Squeeze on civil service space to save $16m
The Government wants to cut the amount of Wellington office space it uses by 30 per cent and save more than $16 million a year on its annual rent bill.
State Services Minister Jonathan Coleman boasted of the cuts yesterday after a Cabinet decision on plans to lease more than 60,000 square metres of new office space for five big government departments - health, education, welfare, business and Crown Law.
The departments all need new head offices and the Government is using a central property agency to negotiate cheaper leases, save money by getting departments to share services, and cut the amount of space per worker.
The process is being driven by the recently formed Property Management Centre of Expertise.
The agency invited proposals from Wellington building owners and developers earlier this year to provide office space in the capital, Porirua and the Hutt Valley.
This generated a lot of interest among those eager to fill vacant properties and finance upgrades of old office blocks.
Agency chief David White has Cabinet authority to negotiate leases for all the departments involved, with proposals up for ministerial approval early next year.
In previous years, department chief executives did their own deals separately. Dr Coleman said this drove costs up because they were effectively bidding against each other.
That was disputed yesterday by Wellington Property Council president Ian Cassels, who said departments had all been pretty effective in securing good deals and were not paying above market rents.
Dr Coleman said the new property strategy "is likely to reduce the office space footprint in Wellington by the equivalent of three Reserve Bank buildings".

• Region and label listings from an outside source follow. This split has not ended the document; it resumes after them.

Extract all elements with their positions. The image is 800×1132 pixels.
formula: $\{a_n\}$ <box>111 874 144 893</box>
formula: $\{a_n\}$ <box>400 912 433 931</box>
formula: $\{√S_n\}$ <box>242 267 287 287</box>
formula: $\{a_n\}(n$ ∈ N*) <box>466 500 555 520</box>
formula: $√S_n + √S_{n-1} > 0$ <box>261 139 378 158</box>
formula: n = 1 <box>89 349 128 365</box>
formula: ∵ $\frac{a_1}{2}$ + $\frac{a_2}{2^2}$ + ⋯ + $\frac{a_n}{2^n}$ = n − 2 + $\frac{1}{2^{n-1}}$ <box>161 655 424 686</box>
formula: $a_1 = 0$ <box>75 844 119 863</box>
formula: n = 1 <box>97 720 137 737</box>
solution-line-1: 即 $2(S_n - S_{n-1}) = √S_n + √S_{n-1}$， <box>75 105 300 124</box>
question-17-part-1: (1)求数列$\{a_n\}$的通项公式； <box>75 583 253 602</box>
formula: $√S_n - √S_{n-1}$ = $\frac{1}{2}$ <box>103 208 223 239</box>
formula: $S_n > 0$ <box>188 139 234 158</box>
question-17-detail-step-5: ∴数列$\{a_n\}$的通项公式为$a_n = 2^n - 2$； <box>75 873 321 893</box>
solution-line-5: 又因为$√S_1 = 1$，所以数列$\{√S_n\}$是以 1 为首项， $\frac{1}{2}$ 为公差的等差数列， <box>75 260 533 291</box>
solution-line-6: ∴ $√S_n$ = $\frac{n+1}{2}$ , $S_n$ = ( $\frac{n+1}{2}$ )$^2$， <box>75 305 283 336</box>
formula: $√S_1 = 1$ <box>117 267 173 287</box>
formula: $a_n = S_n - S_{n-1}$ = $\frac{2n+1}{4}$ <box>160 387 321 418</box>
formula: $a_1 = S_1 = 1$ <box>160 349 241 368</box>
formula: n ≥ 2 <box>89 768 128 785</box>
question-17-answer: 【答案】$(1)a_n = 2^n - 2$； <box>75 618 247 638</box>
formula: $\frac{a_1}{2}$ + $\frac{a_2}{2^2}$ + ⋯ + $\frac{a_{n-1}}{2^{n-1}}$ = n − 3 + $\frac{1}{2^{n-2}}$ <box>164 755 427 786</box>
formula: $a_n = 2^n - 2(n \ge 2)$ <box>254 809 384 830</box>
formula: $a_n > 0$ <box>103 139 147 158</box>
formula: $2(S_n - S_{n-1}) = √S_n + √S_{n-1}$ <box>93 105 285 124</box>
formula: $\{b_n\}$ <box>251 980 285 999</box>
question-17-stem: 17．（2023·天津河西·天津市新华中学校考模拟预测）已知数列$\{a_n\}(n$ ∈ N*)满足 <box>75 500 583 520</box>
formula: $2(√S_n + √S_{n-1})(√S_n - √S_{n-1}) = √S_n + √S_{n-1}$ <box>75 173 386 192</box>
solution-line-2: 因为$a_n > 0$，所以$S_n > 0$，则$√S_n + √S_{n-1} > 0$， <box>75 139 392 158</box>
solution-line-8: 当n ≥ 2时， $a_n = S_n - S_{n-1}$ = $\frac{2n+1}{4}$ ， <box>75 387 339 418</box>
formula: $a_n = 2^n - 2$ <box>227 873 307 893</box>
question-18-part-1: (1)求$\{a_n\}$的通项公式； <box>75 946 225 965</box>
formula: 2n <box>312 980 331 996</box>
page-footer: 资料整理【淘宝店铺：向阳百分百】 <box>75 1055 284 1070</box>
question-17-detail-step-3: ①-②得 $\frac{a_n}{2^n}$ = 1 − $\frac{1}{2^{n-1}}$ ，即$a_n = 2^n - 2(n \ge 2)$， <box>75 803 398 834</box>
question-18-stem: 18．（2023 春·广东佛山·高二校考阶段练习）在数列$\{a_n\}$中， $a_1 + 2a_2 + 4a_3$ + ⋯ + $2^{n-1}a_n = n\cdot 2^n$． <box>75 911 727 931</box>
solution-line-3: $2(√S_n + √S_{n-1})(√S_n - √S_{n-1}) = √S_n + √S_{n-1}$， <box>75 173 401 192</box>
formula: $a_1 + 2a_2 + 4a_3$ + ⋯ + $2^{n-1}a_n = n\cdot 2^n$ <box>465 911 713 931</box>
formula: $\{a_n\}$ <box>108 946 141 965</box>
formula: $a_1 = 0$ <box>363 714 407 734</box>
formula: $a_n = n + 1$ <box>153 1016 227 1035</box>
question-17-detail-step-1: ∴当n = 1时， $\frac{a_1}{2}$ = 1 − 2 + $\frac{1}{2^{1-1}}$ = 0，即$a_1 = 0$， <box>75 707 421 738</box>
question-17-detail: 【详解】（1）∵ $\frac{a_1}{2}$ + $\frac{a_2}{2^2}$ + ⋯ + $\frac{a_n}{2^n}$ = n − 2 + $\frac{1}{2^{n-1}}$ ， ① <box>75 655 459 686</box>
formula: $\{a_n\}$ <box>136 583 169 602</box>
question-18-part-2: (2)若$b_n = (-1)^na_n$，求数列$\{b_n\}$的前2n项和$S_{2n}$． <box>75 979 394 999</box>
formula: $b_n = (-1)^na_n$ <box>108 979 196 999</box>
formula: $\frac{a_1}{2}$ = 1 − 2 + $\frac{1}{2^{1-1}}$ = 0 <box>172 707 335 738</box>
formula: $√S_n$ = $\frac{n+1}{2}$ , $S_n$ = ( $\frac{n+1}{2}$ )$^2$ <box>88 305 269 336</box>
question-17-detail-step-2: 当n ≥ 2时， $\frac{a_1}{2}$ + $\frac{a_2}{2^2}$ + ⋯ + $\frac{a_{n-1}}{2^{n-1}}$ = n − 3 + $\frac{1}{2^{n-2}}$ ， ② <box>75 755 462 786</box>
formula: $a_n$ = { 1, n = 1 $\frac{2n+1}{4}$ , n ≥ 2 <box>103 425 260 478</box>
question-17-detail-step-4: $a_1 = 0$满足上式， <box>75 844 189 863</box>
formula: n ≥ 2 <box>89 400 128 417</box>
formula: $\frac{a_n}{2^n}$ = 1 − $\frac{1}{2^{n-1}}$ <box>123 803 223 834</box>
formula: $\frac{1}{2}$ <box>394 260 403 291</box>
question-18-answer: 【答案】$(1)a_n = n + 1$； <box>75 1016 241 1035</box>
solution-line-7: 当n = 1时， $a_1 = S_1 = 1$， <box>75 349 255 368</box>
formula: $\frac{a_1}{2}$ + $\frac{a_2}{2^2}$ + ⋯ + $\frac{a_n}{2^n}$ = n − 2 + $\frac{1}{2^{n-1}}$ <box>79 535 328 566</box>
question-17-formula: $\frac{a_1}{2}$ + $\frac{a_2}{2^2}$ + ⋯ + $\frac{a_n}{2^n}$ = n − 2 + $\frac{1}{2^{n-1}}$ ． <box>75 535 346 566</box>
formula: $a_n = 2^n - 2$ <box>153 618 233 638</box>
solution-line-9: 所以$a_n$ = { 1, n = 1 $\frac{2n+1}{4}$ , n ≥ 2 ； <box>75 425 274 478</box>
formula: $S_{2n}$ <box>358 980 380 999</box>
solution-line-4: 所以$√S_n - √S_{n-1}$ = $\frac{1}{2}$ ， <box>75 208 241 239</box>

"It will be a big step in mitigating the rapidly rising property costs the public service faces.
"A business case presented to Cabinet indicated a reduction of the office footprint in Wellington of 30 per cent will save $338m over 20 years, which is a 20 per cent reduction in cost."
Mr Cassels said he welcomed any Government moves to increase efficiency, but it was already a very competitive market, with office vacancy rates running at between 15 and 20 per cent.
From Wellington's perspective the key thing was to ensure departments had their offices in the city centre rather than periphery, he said. It was better for the city's economy to have people working and spending time in the city centre, and it was also better for the workers.
Wellington Mayor Celia Wade-Brown said the council knew there was a focus on downsizing the public sector, which was why it was focused on attracting more businesses to the city.
Economic portfolio leader Jo Coughlan said the Government was a huge tenant for the CBD, and it was critical to retain that.
"Essentially it's a matter of the Government making a long-term commitment to Wellington."